Cette volonté de détourner les réseaux de communication existants avant que l’heure n’en soit venue, on la retrouve aussi chez Max Neuhaus. Cet artiste pionnier de l’installation sonore a tout d’abord une formation de percussionniste spécialisé en musique contemporaine. Il interprète notamment la virtuose pièce Zyklus de Stockhausen, qui lui donne du fil à retordre puisque l’instrumentise, pour pouvoir interpréter correctement la pièce, doit déployer des trésors d’inventivité pour constituer physiquement l’instrument voulu par le compositeur. Cette attention pour le rapport entre le timbre du son et sa mise en espace sera ensuite un préoccupation majeure pour Neuhaus qui abandonnera totalement la musique pour se consacrer purement au son en tant que matériau. Ses œuvres les plus connues sont des volumes sonores dissimulés dans l’espace public, telle la célèbre pièce Times Square, mais il a également travaillé dès les années 1960 autour de la radio avec des pièces comme Drive-in Music (exclusivement audible sur autoradio dans le périmètre de l’installation) ou Public Supply et Radio Net (formes pionnières de « radio libre », les auditeurs étant invités à téléphoner et à produire des sons librement à l’antenne sans intervention des animateurs). Dans les années 1990, il souhaite étendre cette expérience au monde entier et imagine un dispositif, Audium, qui permettrait aux gens de tous pays de se connecter via des cabines téléphoniques pour dialoguer ensemble via la machine en s’affranchissant des différences entre les langues, l’intonation commune à tous les langages devenant le vecteur de la communication après être passée par divers filtres et traitements électroniques propres à son dispositif. Cette pièce ne vit malheureusement pas le jour ; on peut dire aujourd’hui qu’elle préfigurait en quelque sorte la communication par internet…
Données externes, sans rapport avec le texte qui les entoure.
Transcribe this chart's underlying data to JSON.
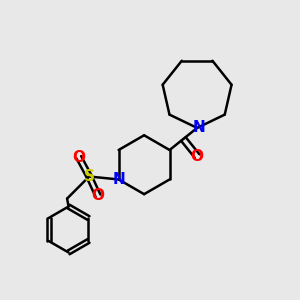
{
  "bg_color": "#e8e8e8",
  "bond_color": "#000000",
  "N_color": "#0000ff",
  "O_color": "#ff0000",
  "S_color": "#cccc00",
  "line_width": 1.8,
  "figsize": [
    3.0,
    3.0
  ],
  "dpi": 100,
  "xlim": [
    0,
    10
  ],
  "ylim": [
    0,
    10
  ]
}
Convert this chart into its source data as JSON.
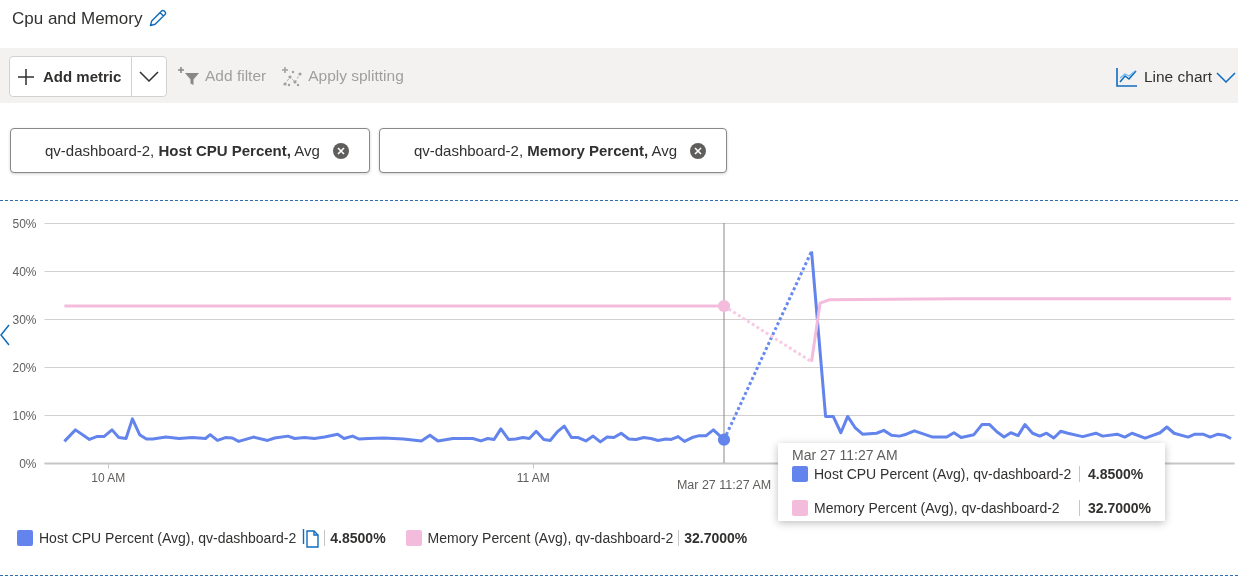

Max Neuhaus a également mis ses talents d’ingénieur au service de deux inventions qui resteront à l’état de prototype : un réveil qui tire le dormeur du sommeil grâce à un son dont le volume monte imperceptiblement pour ensuite s’arrêter net (c’est donc la survenue du silence qui réveille !) et un système d’alarme pour véhicules d’urgence permettant aux automobilistes circulant dans la zone de détecter où se situe le véhicule prioritaire et dans quelle direction il se dirige. Pour ce faire, il a du expérimenter avec des vraies voitures équipées de sirènes dans un canyon tortueux afin de percevoir et d’analyser le comportement du son se reverbérant sur les parois… Ces documents ont été présentés au Frac en 2016 lors de l’exposition Max Feed, après laquelle Max Neuhaus a intégré la collection du Frac avec une rare œuvre pouvant s’adapter à différents lieux et plusieurs dessins.